Currently it is not included in the expenses column due to its current status as a ‘free’ service provided by the environment, for our benefit. However, the recent decline in bees – a primary pollinator in the US – and other pollinating insects due to widespread use of pesticides and diseases like colony collapse disorder means this may not always be the case. The increased pressure placed on the remaining natural habitat will only speed up the pace of this decline.
Simple things can be done to remedy the situation.

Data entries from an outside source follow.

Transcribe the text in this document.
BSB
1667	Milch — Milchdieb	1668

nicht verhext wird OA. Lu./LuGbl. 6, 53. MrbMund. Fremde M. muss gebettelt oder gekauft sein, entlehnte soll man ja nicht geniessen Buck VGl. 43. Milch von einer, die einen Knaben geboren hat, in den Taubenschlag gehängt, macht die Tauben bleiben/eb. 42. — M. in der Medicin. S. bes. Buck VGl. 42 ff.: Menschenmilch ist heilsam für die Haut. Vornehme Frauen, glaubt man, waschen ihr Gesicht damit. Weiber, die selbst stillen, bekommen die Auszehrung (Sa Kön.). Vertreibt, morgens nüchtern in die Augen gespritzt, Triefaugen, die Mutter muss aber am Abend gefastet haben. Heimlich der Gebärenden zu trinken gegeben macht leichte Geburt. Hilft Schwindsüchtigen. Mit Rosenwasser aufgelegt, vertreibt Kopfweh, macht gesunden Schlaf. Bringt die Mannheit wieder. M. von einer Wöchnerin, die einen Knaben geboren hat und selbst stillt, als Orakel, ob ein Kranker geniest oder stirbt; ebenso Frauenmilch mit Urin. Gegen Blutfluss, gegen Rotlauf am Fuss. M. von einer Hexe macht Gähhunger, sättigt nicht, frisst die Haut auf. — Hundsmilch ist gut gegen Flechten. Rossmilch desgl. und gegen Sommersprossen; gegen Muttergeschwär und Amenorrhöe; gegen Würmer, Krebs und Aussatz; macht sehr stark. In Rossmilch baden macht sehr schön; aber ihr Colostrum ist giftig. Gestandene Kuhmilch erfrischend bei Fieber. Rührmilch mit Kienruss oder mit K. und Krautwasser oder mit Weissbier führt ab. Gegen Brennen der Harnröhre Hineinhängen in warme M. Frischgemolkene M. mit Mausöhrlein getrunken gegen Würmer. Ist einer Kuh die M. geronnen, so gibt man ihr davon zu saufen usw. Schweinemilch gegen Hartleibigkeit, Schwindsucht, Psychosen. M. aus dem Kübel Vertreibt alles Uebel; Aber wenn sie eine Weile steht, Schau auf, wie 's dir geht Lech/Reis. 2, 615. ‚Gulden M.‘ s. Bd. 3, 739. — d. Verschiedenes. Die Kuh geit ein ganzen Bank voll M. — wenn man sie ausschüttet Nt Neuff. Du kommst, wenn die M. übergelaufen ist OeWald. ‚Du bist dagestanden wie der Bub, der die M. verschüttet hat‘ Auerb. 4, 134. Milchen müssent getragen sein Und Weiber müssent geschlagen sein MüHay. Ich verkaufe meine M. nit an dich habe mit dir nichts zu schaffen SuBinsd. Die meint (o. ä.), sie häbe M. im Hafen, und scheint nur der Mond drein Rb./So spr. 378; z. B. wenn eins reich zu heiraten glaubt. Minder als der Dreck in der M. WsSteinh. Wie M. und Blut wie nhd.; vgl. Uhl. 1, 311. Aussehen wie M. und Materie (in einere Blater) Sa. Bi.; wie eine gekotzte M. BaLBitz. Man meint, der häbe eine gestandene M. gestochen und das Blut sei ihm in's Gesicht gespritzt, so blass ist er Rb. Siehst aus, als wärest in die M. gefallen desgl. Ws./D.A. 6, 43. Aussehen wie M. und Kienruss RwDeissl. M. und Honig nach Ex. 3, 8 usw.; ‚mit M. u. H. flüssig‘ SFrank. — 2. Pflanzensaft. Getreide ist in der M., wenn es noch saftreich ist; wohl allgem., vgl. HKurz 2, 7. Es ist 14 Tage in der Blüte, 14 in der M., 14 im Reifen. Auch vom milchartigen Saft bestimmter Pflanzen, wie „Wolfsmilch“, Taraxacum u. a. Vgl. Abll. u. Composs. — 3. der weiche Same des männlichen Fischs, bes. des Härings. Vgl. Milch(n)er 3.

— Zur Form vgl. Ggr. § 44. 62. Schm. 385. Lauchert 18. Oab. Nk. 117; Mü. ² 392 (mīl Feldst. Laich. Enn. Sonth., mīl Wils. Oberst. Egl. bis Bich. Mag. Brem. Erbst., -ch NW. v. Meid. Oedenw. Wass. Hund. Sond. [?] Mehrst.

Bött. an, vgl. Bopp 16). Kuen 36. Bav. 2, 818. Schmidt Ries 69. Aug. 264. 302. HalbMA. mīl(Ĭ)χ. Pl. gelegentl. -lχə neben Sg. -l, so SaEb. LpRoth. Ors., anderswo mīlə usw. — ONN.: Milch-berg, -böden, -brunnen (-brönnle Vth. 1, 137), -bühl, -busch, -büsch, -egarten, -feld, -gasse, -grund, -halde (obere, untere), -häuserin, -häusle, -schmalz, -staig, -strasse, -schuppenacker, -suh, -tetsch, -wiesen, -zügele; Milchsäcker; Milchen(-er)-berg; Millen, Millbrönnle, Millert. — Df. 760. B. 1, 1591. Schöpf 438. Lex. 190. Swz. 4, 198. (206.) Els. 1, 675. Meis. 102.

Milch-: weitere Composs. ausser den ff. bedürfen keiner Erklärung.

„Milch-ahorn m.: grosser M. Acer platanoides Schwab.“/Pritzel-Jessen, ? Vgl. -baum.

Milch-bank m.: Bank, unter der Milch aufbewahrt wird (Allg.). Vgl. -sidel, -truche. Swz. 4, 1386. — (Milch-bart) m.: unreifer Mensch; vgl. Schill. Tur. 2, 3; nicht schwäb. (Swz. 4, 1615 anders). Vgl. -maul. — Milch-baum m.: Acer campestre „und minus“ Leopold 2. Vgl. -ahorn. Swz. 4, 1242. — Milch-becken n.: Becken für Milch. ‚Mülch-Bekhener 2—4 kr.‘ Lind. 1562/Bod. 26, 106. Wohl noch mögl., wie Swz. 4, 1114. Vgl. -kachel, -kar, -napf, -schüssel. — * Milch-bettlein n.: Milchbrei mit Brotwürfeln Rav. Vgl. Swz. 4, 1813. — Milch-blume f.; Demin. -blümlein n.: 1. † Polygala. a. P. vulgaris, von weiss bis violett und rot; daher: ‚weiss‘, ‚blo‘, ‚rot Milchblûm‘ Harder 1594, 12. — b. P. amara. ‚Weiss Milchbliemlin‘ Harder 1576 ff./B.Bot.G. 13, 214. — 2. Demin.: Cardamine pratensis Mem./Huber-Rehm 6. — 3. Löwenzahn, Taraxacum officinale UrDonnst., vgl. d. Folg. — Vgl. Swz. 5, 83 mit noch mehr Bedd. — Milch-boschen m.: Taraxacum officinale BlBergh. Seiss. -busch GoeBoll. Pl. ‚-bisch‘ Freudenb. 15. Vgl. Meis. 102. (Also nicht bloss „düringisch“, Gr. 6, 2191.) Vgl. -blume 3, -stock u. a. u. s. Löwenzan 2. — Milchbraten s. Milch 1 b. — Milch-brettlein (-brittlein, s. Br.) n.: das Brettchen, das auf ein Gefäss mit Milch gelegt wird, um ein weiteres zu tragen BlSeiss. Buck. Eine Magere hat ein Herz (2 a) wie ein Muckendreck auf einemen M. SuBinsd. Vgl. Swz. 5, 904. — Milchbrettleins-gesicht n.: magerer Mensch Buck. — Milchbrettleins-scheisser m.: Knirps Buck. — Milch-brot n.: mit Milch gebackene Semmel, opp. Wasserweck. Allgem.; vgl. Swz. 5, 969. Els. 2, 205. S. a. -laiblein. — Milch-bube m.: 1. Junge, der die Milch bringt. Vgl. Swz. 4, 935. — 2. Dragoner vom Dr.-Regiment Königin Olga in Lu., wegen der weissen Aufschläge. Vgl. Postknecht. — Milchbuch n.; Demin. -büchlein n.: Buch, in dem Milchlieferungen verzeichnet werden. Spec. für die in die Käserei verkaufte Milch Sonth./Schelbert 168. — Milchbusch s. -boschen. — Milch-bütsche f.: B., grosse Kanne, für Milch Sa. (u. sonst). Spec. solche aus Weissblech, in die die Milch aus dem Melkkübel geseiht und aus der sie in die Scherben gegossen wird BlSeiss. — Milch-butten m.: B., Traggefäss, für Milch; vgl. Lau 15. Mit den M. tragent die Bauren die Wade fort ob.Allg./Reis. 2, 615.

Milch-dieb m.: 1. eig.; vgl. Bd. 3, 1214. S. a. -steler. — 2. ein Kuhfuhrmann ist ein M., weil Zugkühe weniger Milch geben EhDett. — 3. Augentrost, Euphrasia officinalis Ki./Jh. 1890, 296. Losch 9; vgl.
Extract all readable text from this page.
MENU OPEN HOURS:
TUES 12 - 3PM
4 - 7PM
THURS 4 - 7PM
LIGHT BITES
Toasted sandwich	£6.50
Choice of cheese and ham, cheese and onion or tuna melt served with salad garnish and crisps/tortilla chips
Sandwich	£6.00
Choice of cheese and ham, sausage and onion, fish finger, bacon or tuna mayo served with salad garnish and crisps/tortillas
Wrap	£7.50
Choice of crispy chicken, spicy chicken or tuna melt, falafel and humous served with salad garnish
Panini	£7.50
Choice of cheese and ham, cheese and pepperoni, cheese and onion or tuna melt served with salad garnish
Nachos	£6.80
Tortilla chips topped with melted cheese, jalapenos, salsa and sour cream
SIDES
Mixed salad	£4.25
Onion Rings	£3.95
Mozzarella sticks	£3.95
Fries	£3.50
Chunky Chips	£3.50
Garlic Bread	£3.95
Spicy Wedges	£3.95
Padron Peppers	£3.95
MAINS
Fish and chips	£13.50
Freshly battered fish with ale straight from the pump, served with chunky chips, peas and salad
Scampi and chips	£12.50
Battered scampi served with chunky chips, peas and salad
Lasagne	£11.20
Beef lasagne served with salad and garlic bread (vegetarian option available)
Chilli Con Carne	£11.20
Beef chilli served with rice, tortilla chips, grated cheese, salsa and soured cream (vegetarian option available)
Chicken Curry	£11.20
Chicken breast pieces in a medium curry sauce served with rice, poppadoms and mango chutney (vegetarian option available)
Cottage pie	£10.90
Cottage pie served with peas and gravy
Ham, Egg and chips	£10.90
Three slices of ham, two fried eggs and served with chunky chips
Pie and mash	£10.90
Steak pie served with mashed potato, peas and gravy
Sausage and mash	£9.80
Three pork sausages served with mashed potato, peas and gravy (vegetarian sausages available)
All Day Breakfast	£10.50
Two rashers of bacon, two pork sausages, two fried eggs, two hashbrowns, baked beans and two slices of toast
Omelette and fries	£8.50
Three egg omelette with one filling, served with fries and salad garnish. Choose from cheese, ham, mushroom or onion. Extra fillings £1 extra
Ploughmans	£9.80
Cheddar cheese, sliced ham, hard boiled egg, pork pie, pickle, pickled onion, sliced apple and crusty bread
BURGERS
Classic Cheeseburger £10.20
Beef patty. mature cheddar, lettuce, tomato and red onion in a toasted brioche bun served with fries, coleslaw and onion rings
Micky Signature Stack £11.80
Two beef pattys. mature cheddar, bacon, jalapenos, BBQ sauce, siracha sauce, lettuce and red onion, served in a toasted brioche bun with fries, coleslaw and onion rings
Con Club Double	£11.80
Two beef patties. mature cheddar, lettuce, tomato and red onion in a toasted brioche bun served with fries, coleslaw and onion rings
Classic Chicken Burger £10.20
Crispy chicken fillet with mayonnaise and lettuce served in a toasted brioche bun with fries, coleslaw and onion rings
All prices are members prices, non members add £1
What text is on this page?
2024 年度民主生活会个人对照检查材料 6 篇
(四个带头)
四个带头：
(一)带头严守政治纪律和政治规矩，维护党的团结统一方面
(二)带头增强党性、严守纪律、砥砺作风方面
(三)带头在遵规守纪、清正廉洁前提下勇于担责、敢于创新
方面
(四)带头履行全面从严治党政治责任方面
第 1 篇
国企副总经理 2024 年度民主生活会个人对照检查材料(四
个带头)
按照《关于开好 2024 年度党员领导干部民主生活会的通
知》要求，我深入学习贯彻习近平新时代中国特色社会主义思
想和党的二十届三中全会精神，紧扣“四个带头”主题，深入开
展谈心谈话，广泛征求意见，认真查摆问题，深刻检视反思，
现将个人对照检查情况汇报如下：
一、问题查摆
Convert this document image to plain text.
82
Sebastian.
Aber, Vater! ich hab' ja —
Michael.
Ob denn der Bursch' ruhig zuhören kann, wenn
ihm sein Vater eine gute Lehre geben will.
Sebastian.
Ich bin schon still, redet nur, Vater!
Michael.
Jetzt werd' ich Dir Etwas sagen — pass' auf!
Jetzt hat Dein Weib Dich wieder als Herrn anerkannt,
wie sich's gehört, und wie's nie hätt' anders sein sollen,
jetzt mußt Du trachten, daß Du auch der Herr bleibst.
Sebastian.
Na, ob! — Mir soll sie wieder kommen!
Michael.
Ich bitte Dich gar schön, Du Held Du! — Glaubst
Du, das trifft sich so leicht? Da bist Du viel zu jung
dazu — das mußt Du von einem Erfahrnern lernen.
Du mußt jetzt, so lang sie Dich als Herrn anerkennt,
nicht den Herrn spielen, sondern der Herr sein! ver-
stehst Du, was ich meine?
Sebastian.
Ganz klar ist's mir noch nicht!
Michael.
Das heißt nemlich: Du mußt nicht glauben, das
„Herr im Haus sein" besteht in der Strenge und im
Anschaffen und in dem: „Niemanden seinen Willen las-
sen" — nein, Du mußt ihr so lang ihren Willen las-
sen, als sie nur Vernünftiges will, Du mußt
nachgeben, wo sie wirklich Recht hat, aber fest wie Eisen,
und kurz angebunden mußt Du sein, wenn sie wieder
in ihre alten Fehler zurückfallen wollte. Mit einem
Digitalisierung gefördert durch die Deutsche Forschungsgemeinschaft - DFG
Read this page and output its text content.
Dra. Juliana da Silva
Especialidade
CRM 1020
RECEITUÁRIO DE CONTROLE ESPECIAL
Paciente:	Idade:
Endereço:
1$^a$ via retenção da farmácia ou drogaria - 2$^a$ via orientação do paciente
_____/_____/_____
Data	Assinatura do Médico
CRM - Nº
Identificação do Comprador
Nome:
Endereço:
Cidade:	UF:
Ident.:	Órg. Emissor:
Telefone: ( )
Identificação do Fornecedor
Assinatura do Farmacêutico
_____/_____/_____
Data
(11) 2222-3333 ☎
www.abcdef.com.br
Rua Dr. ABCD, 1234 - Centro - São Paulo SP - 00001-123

By leaving intact areas of natural forest or grassland, or by leaving the edges or strips of a field to ‘wild’ and produce shrubs and wildflowers, natural habitat can co-exist with development to the benefit of both human and animals. This not only provides a home for pollinators but also predatory species who feed on pests – reducing our reliance on pesticides.
It is estimated that if humans were to replace bees as pollinators in the United States it would cost a staggering $90,000,000,000. With this in mind, it is clear the only sensible economic option is to ensure the protection of the environment, and thus the services it provides. Spending a little extra now – and it need not be a huge amount – is an ‘investment’ in future crop yields. Currently many ecosystems are on the verge of collapse – leaving us without the rich soils, consistent water supply, and vibrant food-chains that ensure a healthy agricultural output. There is not just an ethical dilemma to contend with when thinking about environmental issues but in many cases a heavy financial one too.